Z kuşağı genellikle mobil ve sosyal dünya ile ilintilenen ve sosyal mecralarda daha aktif oldukları görülen gençler için kullanılıyor. Z kuşağının bilgiye daha kolay erişmeleri, onları daha bilinçli hale getirmiş durumda. 1997-2012 yılları arasında doğan kişilerden oluşur. Z kuşağı kişilik özellikleri; bireysel, sorgulayıcı, internet üzerinden sosyalleşen, bilgiye çabuk ulaşması nedeniyle kolay sıkılgan, antiotoriter karakterlerle sahiptir. Araştırmacılar ve medya, bu kuşağı takribi 1990'lı yılların sonundan 2010'lu yıllar başlayana kadar doğan kişilerin oluşturduğunu dile getiriyor.
Z KUŞAĞI NE DEMEK?
Milenyum (2000 yılı) ile beraber dünyanın gelişmesi, değişmesi internetin hayatımıza daha çok girmesi ve neredeyse her şeyin yenilenerek daha kolay olması, 2000'den sonra doğup büyüyen neslin farklı bir konuma yüz çevirmesine neden oldu.
İnternetle, teknolojiyle büyüyen Z kuşağı, tabletler, bilgisayarlar, yazılım hileleri, akıllı telefonlar gibi birçok yenilikle birlikte geldi. Bütün bu teknolojik objeler, sosyal ve bilimsel açıdan Z kuşağını öne çıkarıyor.
Z kuşağı bireyler, farklı eğitim sistemleri içinde harmanlanarak, donanım sahibi olurlar ancak son tahlilde bireylerin kazandıkları donanımlar onları mutlu etmek yerine gergin bir hâle sokar, yeteri kadar tatmin etmez ve en son olarak ortaya çıkan mutsuzluk baş verir.
Sosyal ortamlarda kendilerine birer profil yaratan, rol bulan bu kuşak; her konuda fikir oluşturur ancak sosyal mecralardan uzaklaştıkları an fikir yoğunlukları hemen hemen sıfıra inmiş olur.

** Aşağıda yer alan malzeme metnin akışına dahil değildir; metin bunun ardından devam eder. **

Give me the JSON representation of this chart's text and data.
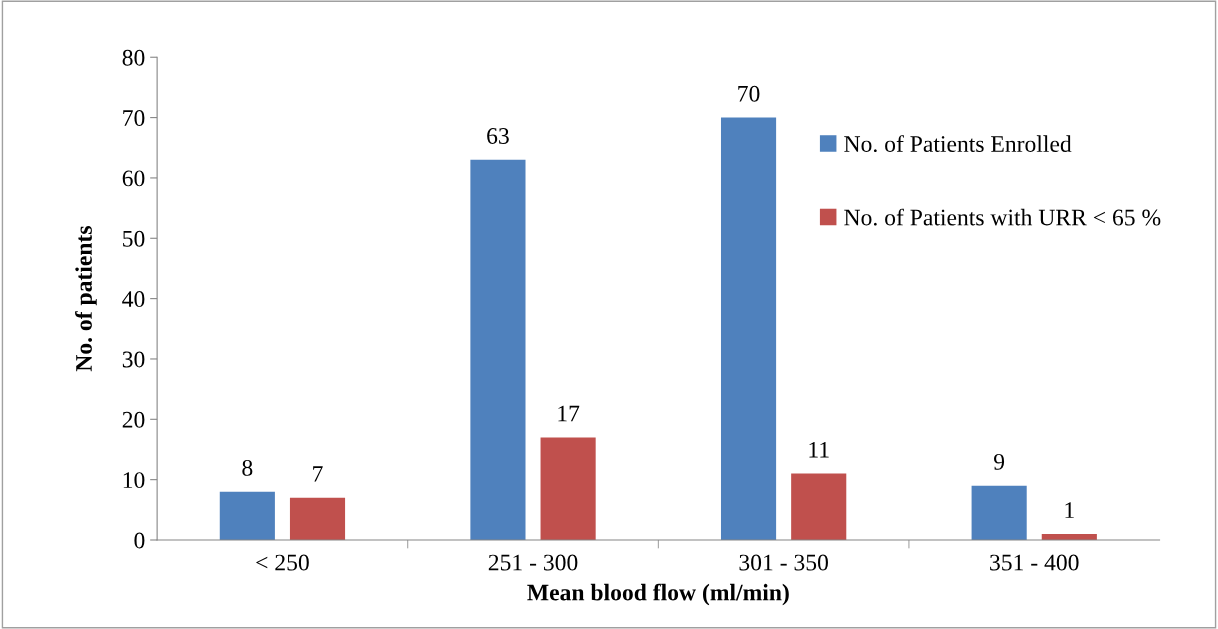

Bütün bu olumlamanın yarattığı olumsuzluk özelliklerin, X nesli ve Y nesliyle de çatışmalara sebep olduğu söylenir. 1965-1979 yıllarında doğan vatandaşların temsil ettiği X nesliyle 1980-1999 yıllarında dünyaya gelenlerin oluşturduğu Y nesli; Z kuşağının bu tip olgusallıktan uzak olan davranışlarından dolayı sürekli çatışır. Bu çatışmalara örnek olarak; aralarında 10 yaş olan iki kardeşi veya ebeveynleriyle sorun yaşayan Z kuşağı bireyleri verilebilir.
Z KUŞAĞININ ÖZELLİKLERİ
2000 kuşağının temsilcilerinin analitik ve hızlı düşünme yöntemleri üst seviyede olur ancak bu özellikler bireysellikten öteye geçmez, ekip çalışmalarına yatkın olmadığı iddia edilir. Kendilerine olan güvenleri yüksek olmasının yanında, ailelerinin onlara farklı baktığı gerçeği üstüne titremeleri özgüvenlerini oldukça artırır.
Özgürdürler, bağımsızdırlar, onlar için mümkün olmayan hiçbir şey neredeyse bulunmaz. Televizyon reklamlarında devamlı karşımıza çıkan impossible is nothing (hiçbir şey imkansız değildir) tarzı sloganların da doğrudan Z kuşağına hitap ettiği aktarılır.
Z kuşağı; toplumsallaşmadan ziyade bireyselleşmeyi merkez edinir. Kurallar, zaman harcanan rüyalar onlara göre olmaz. Çoğunun hayalinde baba ve annelerinin, akrabalarının işlerini yapmak değil kendi serüvenlerini çizmek vardır. Geçim sağlanan işler onlar için günlük sıkılma serüveninden başka bir şey olmamıştır. Çaba harcanan, özveri gerektiren işlerin onlara göre olmadığı iddia edilir.